L’âge
est une marche. Plus il est élevé, plus le ballon gonflé d’hélium s’élève vers
les nuages. Il n’y a rien à faire que de se laisser porter. Par les horloges,
le calendrier, les éphémérides, les fêtes religieuses, les jours fériés, les
armistices et les anniversaires. Julien connaît des personnes âgées qui
avancent leurs années comme argument définitif : dès qu’une question
divise les groupes de discussion, ils rangent leurs dates de naissance en ordre
de bataille, en avant marche, bataillons nostalgiques, héroïques, et
l’écrasante supériorité du temps anéantit l’adversaire.

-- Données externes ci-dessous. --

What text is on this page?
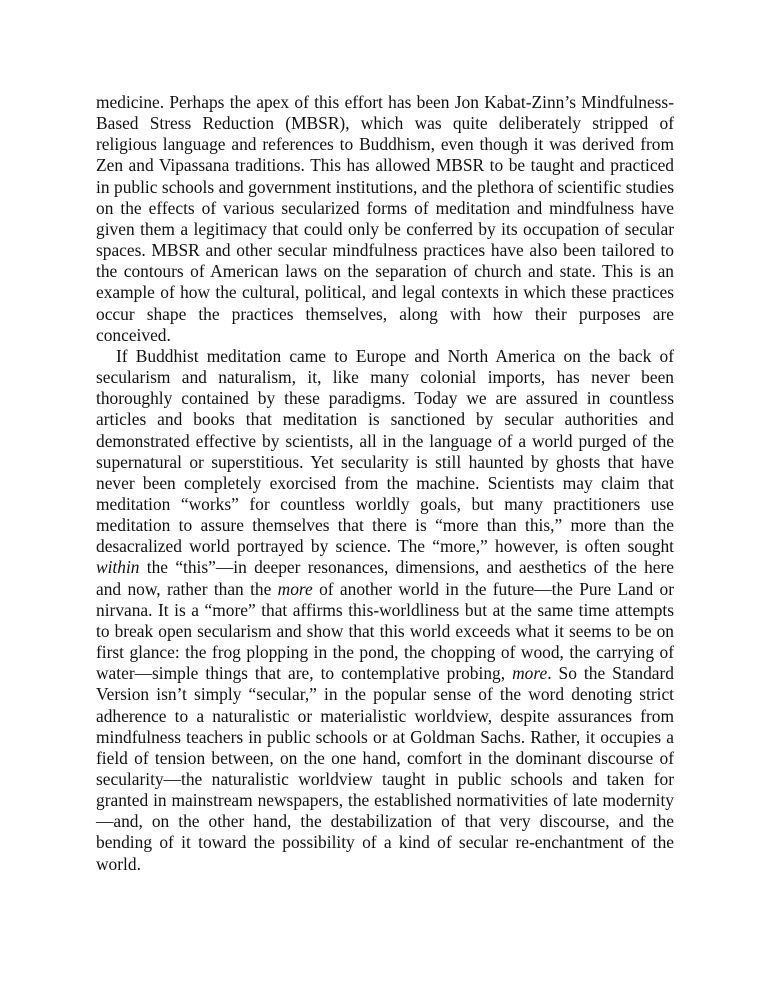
medicine. Perhaps the apex of this effort has been Jon Kabat-Zinn’s Mindfulness-Based Stress Reduction (MBSR), which was quite deliberately stripped of religious language and references to Buddhism, even though it was derived from Zen and Vipassana traditions. This has allowed MBSR to be taught and practiced in public schools and government institutions, and the plethora of scientific studies on the effects of various secularized forms of meditation and mindfulness have given them a legitimacy that could only be conferred by its occupation of secular spaces. MBSR and other secular mindfulness practices have also been tailored to the contours of American laws on the separation of church and state. This is an example of how the cultural, political, and legal contexts in which these practices occur shape the practices themselves, along with how their purposes are conceived.

If Buddhist meditation came to Europe and North America on the back of secularism and naturalism, it, like many colonial imports, has never been thoroughly contained by these paradigms. Today we are assured in countless articles and books that meditation is sanctioned by secular authorities and demonstrated effective by scientists, all in the language of a world purged of the supernatural or superstitious. Yet secularity is still haunted by ghosts that have never been completely exorcised from the machine. Scientists may claim that meditation “works” for countless worldly goals, but many practitioners use meditation to assure themselves that there is “more than this,” more than the desacralized world portrayed by science. The “more,” however, is often sought within the “this”—in deeper resonances, dimensions, and aesthetics of the here and now, rather than the more of another world in the future—the Pure Land or nirvana. It is a “more” that affirms this-worldliness but at the same time attempts to break open secularism and show that this world exceeds what it seems to be on first glance: the frog plopping in the pond, the chopping of wood, the carrying of water—simple things that are, to contemplative probing, more. So the Standard Version isn’t simply “secular,” in the popular sense of the word denoting strict adherence to a naturalistic or materialistic worldview, despite assurances from mindfulness teachers in public schools or at Goldman Sachs. Rather, it occupies a field of tension between, on the one hand, comfort in the dominant discourse of secularity—the naturalistic worldview taught in public schools and taken for granted in mainstream newspapers, the established normativities of late modernity—and, on the other hand, the destabilization of that very discourse, and the bending of it toward the possibility of a kind of secular re-enchantment of the world.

Ce ne sont pas ses
amis. Ses amis portent leur âge avec modestie. Ils répètent qu’ils n’y sont pour
rien, que si ça ne tenait qu’à eux, ils porteraient moins de jours sur les
épaules. Julien fait partie de cette cohorte qui refuse les légions d’honneur
gériatriques.
Quand
même. Il ne peut pas ignorer que les années fonctionnent comme les marées,
elles viennent, puis se retirent, en abandonnant sur la plage des algues, des
bois flottants, des sacs plastiques, des carcasses mortes, des connaissances,
des expériences accumulées. La marée laisse sur le sable une décharge publique,
les années s’accumulent dans une décharge privée dont il est vain de vouloir se
débarrasser.
On
lui dit parfois : tu ne fais pas ton âge. Il répond qu’il ne peut pas tout
faire en même temps. Faire son âge, grimper l’escalier, écrire une page de ce
de là, cuire une compote, porter la poubelle, séduire sa belle, jouer la
sarabande de Haendel, lire un roman islandais, partager l’apéritif, pérorer
dans la section socialiste, lire deux quotidiens, envoyer un message sur facebook, plonger dans la sieste,
s’endormir devant une série télévisée, et en plus faire son âge?
Il
refuse farouchement la marche communautaire, les applaudissements du public
captif de la maison de retraite pour qui joue un prélude de Bach. Il ne méprise
pas ces louanges collectives. Tout commence comme ça, tout se termine comme ça.
La famille applaudit le nouveau-né à sa première grimpette, les infirmières
encouragent l’ancêtre à son dernier pas de danse. Il attend avec terreur le moment
où il n’aura plus la force de résister aux applaudissements palliatifs.